Do you have your safe search strict filter on? Because that's the scenario we're talking about. Hopefully it will change soon, but as of right now WITH SAFE SEARCH STRICT FILTERING ON there are no results searching for clitoris.
"that clitoris is the only organ with the sole function of PLEASURE"
I was figuring that must be part of the explanation, but then I searched for "g-spot" with safe search on and got 6 million hits including, "Information on stimulating the female G-Spot to orgasm."

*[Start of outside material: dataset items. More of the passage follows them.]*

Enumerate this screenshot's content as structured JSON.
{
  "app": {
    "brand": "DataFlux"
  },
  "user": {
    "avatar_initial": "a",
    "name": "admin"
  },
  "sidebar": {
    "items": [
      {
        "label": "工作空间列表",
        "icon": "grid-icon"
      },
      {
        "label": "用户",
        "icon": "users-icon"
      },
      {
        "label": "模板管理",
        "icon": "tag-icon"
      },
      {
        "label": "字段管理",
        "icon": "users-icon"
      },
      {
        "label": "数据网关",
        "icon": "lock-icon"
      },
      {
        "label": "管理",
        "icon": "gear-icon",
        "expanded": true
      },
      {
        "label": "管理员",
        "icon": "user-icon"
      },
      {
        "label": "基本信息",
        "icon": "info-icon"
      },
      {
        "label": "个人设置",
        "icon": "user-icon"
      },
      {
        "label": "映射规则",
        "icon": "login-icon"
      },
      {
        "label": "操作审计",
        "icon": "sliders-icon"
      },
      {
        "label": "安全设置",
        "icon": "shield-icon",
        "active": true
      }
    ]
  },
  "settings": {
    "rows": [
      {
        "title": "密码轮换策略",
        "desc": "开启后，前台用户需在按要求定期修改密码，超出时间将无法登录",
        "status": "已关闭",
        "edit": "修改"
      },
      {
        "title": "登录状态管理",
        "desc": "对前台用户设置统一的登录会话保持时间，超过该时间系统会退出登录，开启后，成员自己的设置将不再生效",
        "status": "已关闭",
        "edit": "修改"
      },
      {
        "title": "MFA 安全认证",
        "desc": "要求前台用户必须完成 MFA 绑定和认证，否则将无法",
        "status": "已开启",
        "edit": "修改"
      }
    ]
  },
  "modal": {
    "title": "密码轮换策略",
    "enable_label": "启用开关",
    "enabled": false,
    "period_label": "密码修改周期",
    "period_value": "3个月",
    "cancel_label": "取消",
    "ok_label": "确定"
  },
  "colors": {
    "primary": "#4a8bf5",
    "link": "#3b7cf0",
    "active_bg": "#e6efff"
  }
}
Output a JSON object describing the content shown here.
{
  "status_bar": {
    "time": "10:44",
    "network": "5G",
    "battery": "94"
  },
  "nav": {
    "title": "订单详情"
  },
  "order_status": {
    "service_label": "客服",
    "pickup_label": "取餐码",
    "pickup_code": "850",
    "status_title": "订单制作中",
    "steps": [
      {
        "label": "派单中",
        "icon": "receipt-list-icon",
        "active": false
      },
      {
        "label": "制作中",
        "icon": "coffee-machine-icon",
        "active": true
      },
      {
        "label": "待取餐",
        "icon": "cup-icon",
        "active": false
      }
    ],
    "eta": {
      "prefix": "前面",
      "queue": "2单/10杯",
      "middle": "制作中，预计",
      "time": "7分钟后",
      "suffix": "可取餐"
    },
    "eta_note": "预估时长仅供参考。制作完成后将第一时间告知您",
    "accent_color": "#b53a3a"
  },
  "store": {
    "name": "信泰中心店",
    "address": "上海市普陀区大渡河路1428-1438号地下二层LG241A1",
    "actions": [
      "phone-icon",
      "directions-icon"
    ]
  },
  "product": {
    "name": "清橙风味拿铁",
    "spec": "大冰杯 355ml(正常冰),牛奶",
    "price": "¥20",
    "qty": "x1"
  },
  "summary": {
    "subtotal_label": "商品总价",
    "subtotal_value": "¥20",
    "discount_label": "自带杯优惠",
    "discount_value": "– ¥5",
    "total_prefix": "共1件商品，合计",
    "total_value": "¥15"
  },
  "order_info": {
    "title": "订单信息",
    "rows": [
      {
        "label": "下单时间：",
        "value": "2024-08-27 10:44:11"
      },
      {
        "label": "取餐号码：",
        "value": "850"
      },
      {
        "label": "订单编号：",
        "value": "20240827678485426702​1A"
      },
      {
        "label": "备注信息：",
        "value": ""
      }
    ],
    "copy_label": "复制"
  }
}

It is pretty strange that it won't let through a single instance of the word "clitoris." I figure the main purpose of safe search is supposed to be to protect children. I guess there are certain parts of the anatomy that children aren't supposed to know about. I doubt boys would be all that interested anyhow, but maybe some parents don't want their daughters to learn about that part of their anatomy because they might start touching it too much. (Which is really kind of stupid: if people want to push abstinence as a means of birth control, they should be encouraging kids to masturbate, not discouraging them.)
Vulva is okay, too. But yeah -- I'm sure a lot of people think of masturbation as a gateway drug. ;)
What a fantastic post, Trixie.
That's a great post. Really, very interesting one. I don't agree that masturbation is like gateway drug..well..everyone has a different thinking.